Al di là delle strumentalizzazioni politiche e dei soliti clichés sul tema delle banlieues, uno studio effettua finalmente una radiografia in Francia del variegato mondo degli immigrati e soprattutto della seconda generazione, i figli dei primi migranti, nati perlopiù sul suolo francese (e, quindi, cittadini della République in tutto e per tutto, passaporto compreso). Ebbene, questa seconda generazione presenta ancora condizioni socio-economiche inferiori rispetto alla media del Paese. Ma non mancano diverse sorprese: i figli degli immigrati hanno migliorato decisamente la loro situazione rispetto ai genitori. E, in molti casi, presentano risultati scolastici superiori alla media.

NIENTE DISCRIMINAZIONE A SCUOLA. L’inchiesta (dal titolo Immigrés et descendants d’immigrés en France) è stata condotta dall’Insee, equivalente Oltralpe dell’Istat. Il dato generale sulla scuola, a dire il vero, è negativo: negli ultimi anni è in media il 30% dei figli di immigrati africani (Maghreb incluso) a uscire dal sistema scolastico senza la maturità, il doppio rispetto ai discendenti di francesi non immigrati. La differenza, però, “è dovuta alle origini nettamente più popolari” del primo gruppo rispetto al secondo (il 58% ha un padre operaio contro il 26%).

“Quando si prendono in considerazione l’origine sociale, i diplomi dei genitori e la struttura familiare, i risultati dei figli di immigrati non sono peggiori di quelli degli altri”, indica l’Insee. Anzi, nel caso della popolazione originaria del Sud-Est asiatico, sono migliori. Come per le ragazze di origini tunisine o marocchine, che, a parità di livello sociale, riescono a strappare la maturità più spesso delle figlie di coppie di francesi non immigrati. Tutto questo indica la capacità della scuola pubblica francese di funzionare ancora da “ascensore sociale”.

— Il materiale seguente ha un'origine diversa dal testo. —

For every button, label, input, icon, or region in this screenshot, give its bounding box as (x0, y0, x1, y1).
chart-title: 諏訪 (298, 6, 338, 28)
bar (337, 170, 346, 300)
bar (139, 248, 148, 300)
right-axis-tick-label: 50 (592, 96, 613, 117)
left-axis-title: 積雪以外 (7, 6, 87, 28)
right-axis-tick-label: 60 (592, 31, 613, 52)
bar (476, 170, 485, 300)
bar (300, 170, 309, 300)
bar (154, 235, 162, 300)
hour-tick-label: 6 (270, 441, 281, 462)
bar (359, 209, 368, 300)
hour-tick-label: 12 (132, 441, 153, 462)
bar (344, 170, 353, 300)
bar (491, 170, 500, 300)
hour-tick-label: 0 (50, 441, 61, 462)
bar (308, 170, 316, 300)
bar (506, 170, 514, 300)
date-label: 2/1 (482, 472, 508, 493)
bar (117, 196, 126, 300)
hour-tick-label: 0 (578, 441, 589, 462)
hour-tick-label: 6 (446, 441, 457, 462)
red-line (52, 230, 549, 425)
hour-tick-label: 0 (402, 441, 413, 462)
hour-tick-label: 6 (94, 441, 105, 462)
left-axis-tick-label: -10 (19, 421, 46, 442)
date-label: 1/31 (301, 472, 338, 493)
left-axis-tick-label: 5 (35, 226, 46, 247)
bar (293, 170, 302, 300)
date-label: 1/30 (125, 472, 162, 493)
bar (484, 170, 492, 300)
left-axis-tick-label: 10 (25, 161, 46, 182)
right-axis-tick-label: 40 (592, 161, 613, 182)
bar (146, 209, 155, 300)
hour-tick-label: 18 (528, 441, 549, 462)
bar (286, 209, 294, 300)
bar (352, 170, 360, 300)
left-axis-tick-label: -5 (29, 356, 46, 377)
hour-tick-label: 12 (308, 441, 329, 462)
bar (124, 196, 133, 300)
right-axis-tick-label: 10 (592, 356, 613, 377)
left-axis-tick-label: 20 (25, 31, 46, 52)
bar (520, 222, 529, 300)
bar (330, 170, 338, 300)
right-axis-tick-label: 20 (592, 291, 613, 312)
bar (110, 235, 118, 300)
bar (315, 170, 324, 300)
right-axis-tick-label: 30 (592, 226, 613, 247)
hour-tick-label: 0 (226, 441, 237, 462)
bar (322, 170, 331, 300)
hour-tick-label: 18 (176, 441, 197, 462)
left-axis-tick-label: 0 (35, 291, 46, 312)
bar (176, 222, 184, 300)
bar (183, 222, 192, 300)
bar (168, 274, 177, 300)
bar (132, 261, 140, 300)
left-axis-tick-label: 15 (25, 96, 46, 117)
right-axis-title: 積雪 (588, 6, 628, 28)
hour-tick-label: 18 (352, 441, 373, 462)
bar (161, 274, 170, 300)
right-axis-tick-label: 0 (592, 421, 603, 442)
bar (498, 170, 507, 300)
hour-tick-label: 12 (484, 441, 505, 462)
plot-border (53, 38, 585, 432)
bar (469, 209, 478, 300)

I PROBLEMI NELLA RICERCA DI UN LAVORO. Il numero dei discendenti degli immigrati africani disoccupati è triplo rispetto ai figli dei francesi non immigrati: in particolare, cinque anni dopo la fine degli studi, il 29% contro l’11 per cento. Le ragioni? In parte ritorniamo a quanto detto sopra: il tipo di diploma che hanno in tasca e il fatto che numerosi, nel primo gruppo, non arrivano neanche alla maturità.

Ma questo, a differenza di quanto avviene nell’ambito scolastico, non è sufficiente a spiegare totalmente la differenza di performance. “Il livello del diploma, le origini sociali e il luogo di residenza possono giustificare al 61% il divario, che per il resto rimane inesplicato”. Nessuna valutazione da parte dell’Insee. Ma una discriminazione sulla base delle origini è fortemente possibile. Tanto più che in un’altra parte dello studio si legge che il 18% dei figli di immigrati nella regione di Parigi ritengono di avere subito discriminazioni nell’ambito lavorativo al confronto con il 12% dei discendenti di non immigrati.

GLOBALMENTE I FIGLI DEGLI IMMIGRATI VIVONO MEGLIO DEI GENITORI. Il dato complessivo è comunque incoraggiante: la seconda generazione vive meglio di quella che l’ha preceduta. Il tasso di povertà è sceso dal 37 al 20% (anche se questo resta più elevato del 13,5% riscontrato per l’intera popolazione francese). Un terzo dei figli di immigrati nella fascia d’età 35-50 anni svolge un lavoro più qualificato del padre alla stessa età. Sono meno numerosi a lavorare come operai (42% contro il 66%). E il 14% sono “cadres” (dirigenti di primo livello) contro il 4 per cento dei genitori.

SECONDA GENERAZIONE, UNA PARTICOLARITA’ TUTTA FRANCESE. Riguardo ai numeri assoluti, l’Insee valuta a 5,3 milioni il numero di immigrati presenti in Francia (l’8% della popolazione), tra i quali il 41% ha ottenuto la nazionalità. Quanto ai discendenti diretti, sono 6,7 milioni, un altro 11% della popolazione nazionale. La Francia, sia in termini assoluti che relativi, è lo Stato dell’Unione europea dove questa seconda generazione è più numerosa. Il motivo principale è che, a causa del passato coloniale, l’immigrazione è un fenomeno iniziato prima che altrove. E per la stessa ragione la Francia è un interessante laboratorio di quello che avverrà in futuro negli altri Paesi.